On February 25, 2026, the Chatham Area Transit Board of Directors named Stephanie Cutter as the Authority's new CEO. Cutter had served in the role in an acting capacity since June 2024 and had previously served as CAT's Chief Financial Officer. The move came as CAT was under scrutiny from Chatham County for alleged financial misconduct. ATU Local 1324 leadership described Cutter as "not labor-friendly" and cited concerns about misuse of public funds. ATU Local 1324 President Donya Swinton said that the state of the transit agency is "the worst we have ever been".

In June 2026, Cutter publicly clashed with Ellis, with both accusing each other of being untruthful. Ellis stated that an audit of CAT's finances found "serious problems" and recommended withholding any funding increases for CAT. Additionally, the Chatham County Commission blocked the expansion of the CAT service district to Port Wentworth, citing concerns about the legality of the May 2025 CAT board change. Ellis also stated that Chatham County is looking for a replacement paratransit service provider.

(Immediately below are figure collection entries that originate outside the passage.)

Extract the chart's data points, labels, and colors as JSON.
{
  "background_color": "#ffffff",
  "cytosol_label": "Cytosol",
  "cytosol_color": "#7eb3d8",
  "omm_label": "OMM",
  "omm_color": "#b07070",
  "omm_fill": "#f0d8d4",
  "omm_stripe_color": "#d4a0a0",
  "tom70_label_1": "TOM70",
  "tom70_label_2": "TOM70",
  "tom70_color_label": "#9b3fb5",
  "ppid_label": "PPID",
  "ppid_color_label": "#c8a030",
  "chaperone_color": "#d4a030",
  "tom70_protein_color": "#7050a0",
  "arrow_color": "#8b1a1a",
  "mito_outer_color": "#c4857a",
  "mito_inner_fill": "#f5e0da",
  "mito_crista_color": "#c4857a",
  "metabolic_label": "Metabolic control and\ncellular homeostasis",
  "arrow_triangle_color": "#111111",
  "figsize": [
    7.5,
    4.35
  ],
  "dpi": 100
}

In September 2026, CAT suspended 21 of its 56 drivers without pay when they failed to enroll in a newly implemented fingerprint time clock system, leading to service disruptions, and warned them they could be terminated from employment. CAT had already been facing staffing challenges, with ATU Local 1324 leadership stating that there were 98 total budgeted driver positions. Union leadership stated that the change was made without following the correct procedures, and accused Cutter of "bullying" behavior. By Tuesday, September 22, 2026, 27 drivers had been suspended without pay. However, by Wednesday, September 23, 2026, 25 of the 27 suspended drivers had enrolled in the new system and returned to work. A spokesperson for CAT stated that the contract with the union granted CAT "exclusive control" of business operations and stated that the changes had been discussed with labor representatives.